PHP将PHP回显到浏览器，没有显示出来，安全问题？

Question

What happen if i use the following?

<?php echo "<?php echo date('Y'); ?>"; ?>

i could not find an answer anywhere, and when i try it myself, i get:

<?php echo date('Y'); ?></td></tr></table>

However, it does not show up on front browser, only source.

So my question is, does this affect the html/browser/server in any way? as i do not want to end up creating a security issue should user post their own php code in a html only format, like a bio page etc.

Answer 1

It's because of the chevrons ('<' and '>'), because the browser interprets them as tags.

There are 2 ways you could get round this.

Either use the codes for special characters, so you would do:

<?php echo "&#60;?php echo date('Y'); ?&#62;"; ?>

Or, an easier way, use the htmlspecialchars() function:

<?php echo htmlspecialchars("<?php echo 'hi'; ?>"); ?>

More info on the htmlspecialchars() function can be found at http://www.php.net//manual/en/function.htmlspecialchars.php

Answer 2

It is not a security problem and will not have any effects on browser or server, at least not because of PHP code. Even if the string contains PHP code it will just be sent to the client which will not attempt to execute it.

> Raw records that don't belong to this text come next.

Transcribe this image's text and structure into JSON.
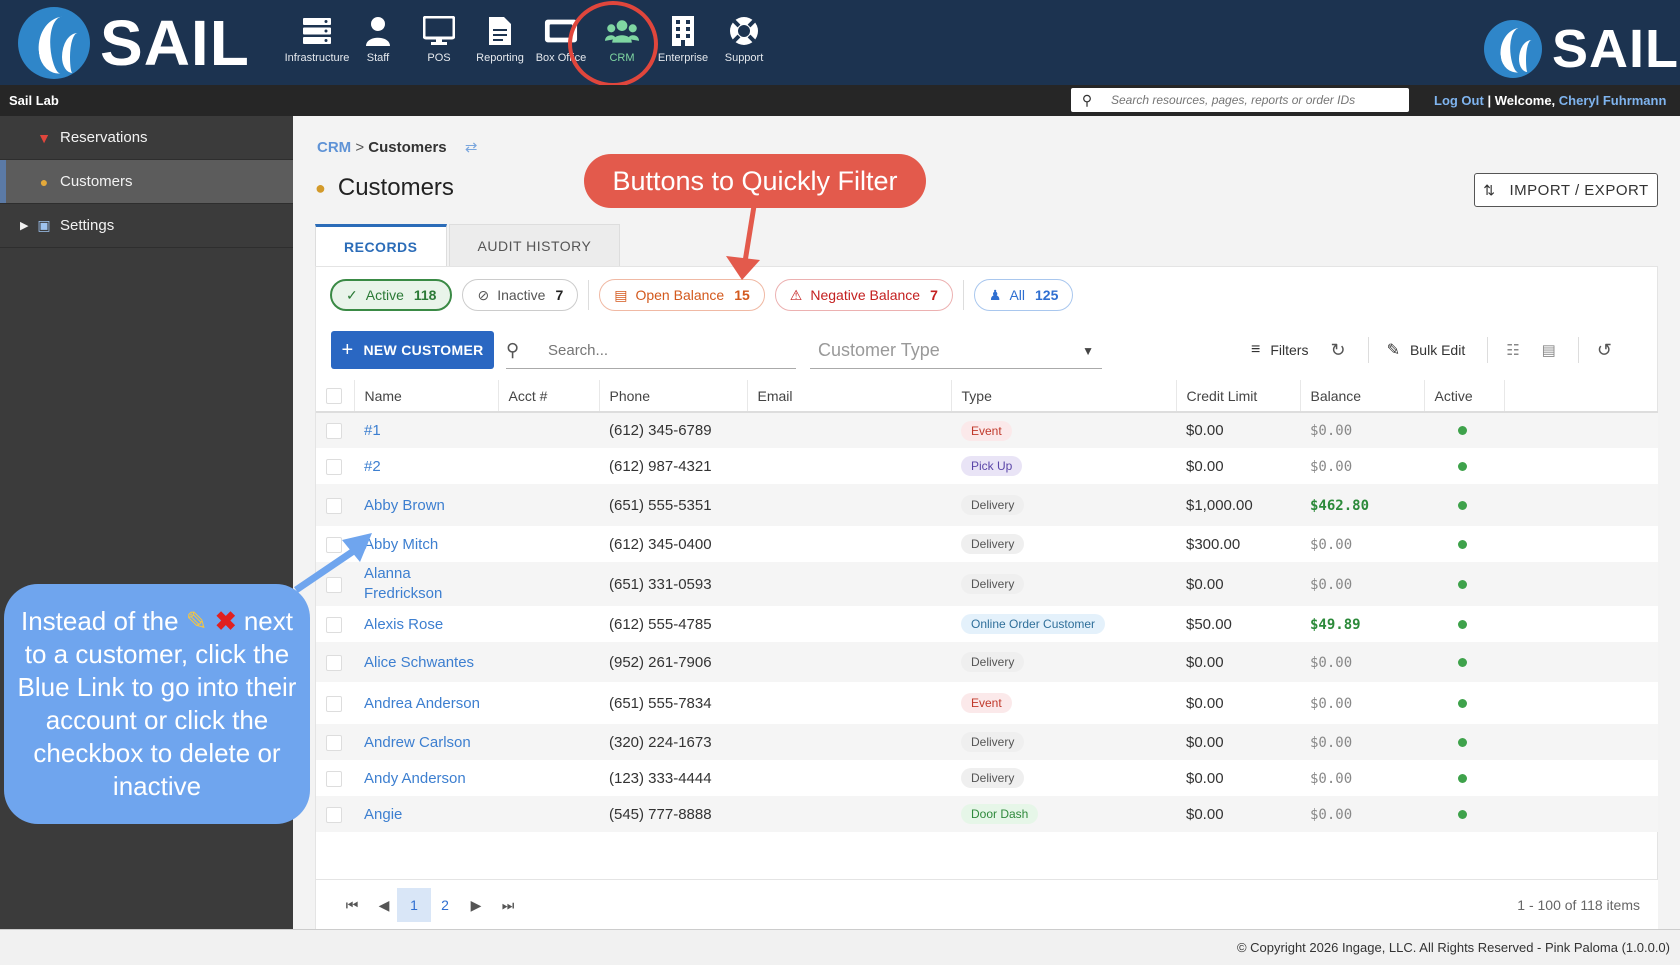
{
  "brand": {
    "name": "SAIL"
  },
  "nav": [
    {
      "label": "Infrastructure",
      "icon": "server-icon"
    },
    {
      "label": "Staff",
      "icon": "person-icon"
    },
    {
      "label": "POS",
      "icon": "monitor-icon"
    },
    {
      "label": "Reporting",
      "icon": "document-icon"
    },
    {
      "label": "Box Office",
      "icon": "ticket-icon"
    },
    {
      "label": "CRM",
      "icon": "people-icon"
    },
    {
      "label": "Enterprise",
      "icon": "building-icon"
    },
    {
      "label": "Support",
      "icon": "lifebuoy-icon"
    }
  ],
  "subbar": {
    "org": "Sail Lab",
    "search_placeholder": "Search resources, pages, reports or order IDs",
    "logout": "Log Out",
    "sep": "|",
    "welcome": "Welcome,",
    "user": "Cheryl Fuhrmann"
  },
  "sidebar": [
    {
      "label": "Reservations",
      "icon": "tie-icon"
    },
    {
      "label": "Customers",
      "icon": "customer-icon"
    },
    {
      "label": "Settings",
      "icon": "chart-icon"
    }
  ],
  "breadcrumb": {
    "root": "CRM",
    "sep": ">",
    "current": "Customers"
  },
  "page": {
    "title": "Customers",
    "import_export": "IMPORT / EXPORT"
  },
  "tabs": [
    "RECORDS",
    "AUDIT HISTORY"
  ],
  "chips": {
    "active": {
      "label": "Active",
      "count": "118"
    },
    "inactive": {
      "label": "Inactive",
      "count": "7"
    },
    "open": {
      "label": "Open Balance",
      "count": "15"
    },
    "negative": {
      "label": "Negative Balance",
      "count": "7"
    },
    "all": {
      "label": "All",
      "count": "125"
    }
  },
  "toolbar": {
    "new_customer": "NEW CUSTOMER",
    "search_placeholder": "Search...",
    "customer_type": "Customer Type",
    "filters": "Filters",
    "bulk_edit": "Bulk Edit"
  },
  "table": {
    "columns": [
      "Name",
      "Acct #",
      "Phone",
      "Email",
      "Type",
      "Credit Limit",
      "Balance",
      "Active"
    ],
    "rows": [
      {
        "name": "#1",
        "phone": "(612) 345-6789",
        "type": "Event",
        "type_class": "event",
        "credit": "$0.00",
        "balance": "$0.00",
        "pos": false
      },
      {
        "name": "#2",
        "phone": "(612) 987-4321",
        "type": "Pick Up",
        "type_class": "pickup",
        "credit": "$0.00",
        "balance": "$0.00",
        "pos": false
      },
      {
        "name": "Abby Brown",
        "phone": "(651) 555-5351",
        "type": "Delivery",
        "type_class": "delivery",
        "credit": "$1,000.00",
        "balance": "$462.80",
        "pos": true
      },
      {
        "name": "Abby Mitch",
        "phone": "(612) 345-0400",
        "type": "Delivery",
        "type_class": "delivery",
        "credit": "$300.00",
        "balance": "$0.00",
        "pos": false
      },
      {
        "name": "Alanna Fredrickson",
        "phone": "(651) 331-0593",
        "type": "Delivery",
        "type_class": "delivery",
        "credit": "$0.00",
        "balance": "$0.00",
        "pos": false
      },
      {
        "name": "Alexis Rose",
        "phone": "(612) 555-4785",
        "type": "Online Order Customer",
        "type_class": "online",
        "credit": "$50.00",
        "balance": "$49.89",
        "pos": true
      },
      {
        "name": "Alice Schwantes",
        "phone": "(952) 261-7906",
        "type": "Delivery",
        "type_class": "delivery",
        "credit": "$0.00",
        "balance": "$0.00",
        "pos": false
      },
      {
        "name": "Andrea Anderson",
        "phone": "(651) 555-7834",
        "type": "Event",
        "type_class": "event",
        "credit": "$0.00",
        "balance": "$0.00",
        "pos": false
      },
      {
        "name": "Andrew Carlson",
        "phone": "(320) 224-1673",
        "type": "Delivery",
        "type_class": "delivery",
        "credit": "$0.00",
        "balance": "$0.00",
        "pos": false
      },
      {
        "name": "Andy Anderson",
        "phone": "(123) 333-4444",
        "type": "Delivery",
        "type_class": "delivery",
        "credit": "$0.00",
        "balance": "$0.00",
        "pos": false
      },
      {
        "name": "Angie",
        "phone": "(545) 777-8888",
        "type": "Door Dash",
        "type_class": "dash",
        "credit": "$0.00",
        "balance": "$0.00",
        "pos": false
      }
    ]
  },
  "pager": {
    "page1": "1",
    "page2": "2",
    "info": "1 - 100 of 118 items"
  },
  "footer": {
    "copyright": "© Copyright 2026 Ingage, LLC. All Rights Reserved - Pink Paloma (1.0.0.0)"
  },
  "annotations": {
    "top": "Buttons to Quickly Filter",
    "left_line1": "Instead of the",
    "left_rest": "next to a customer, click the Blue Link to go into their account or click the checkbox to delete or inactive"
  }
}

The real problem when echo ing user-defined HTML is the risk of attacks such as XSS. Users could include arbitrary scripts or images or scramble the rest of the page by inserting arbitrary tags. In other words: Users could modify the whole page with a single line of HTML.

In general, it's a bad practice to allow such arbitrary input. Have a look at strip_tags which provides a very basic level of protection.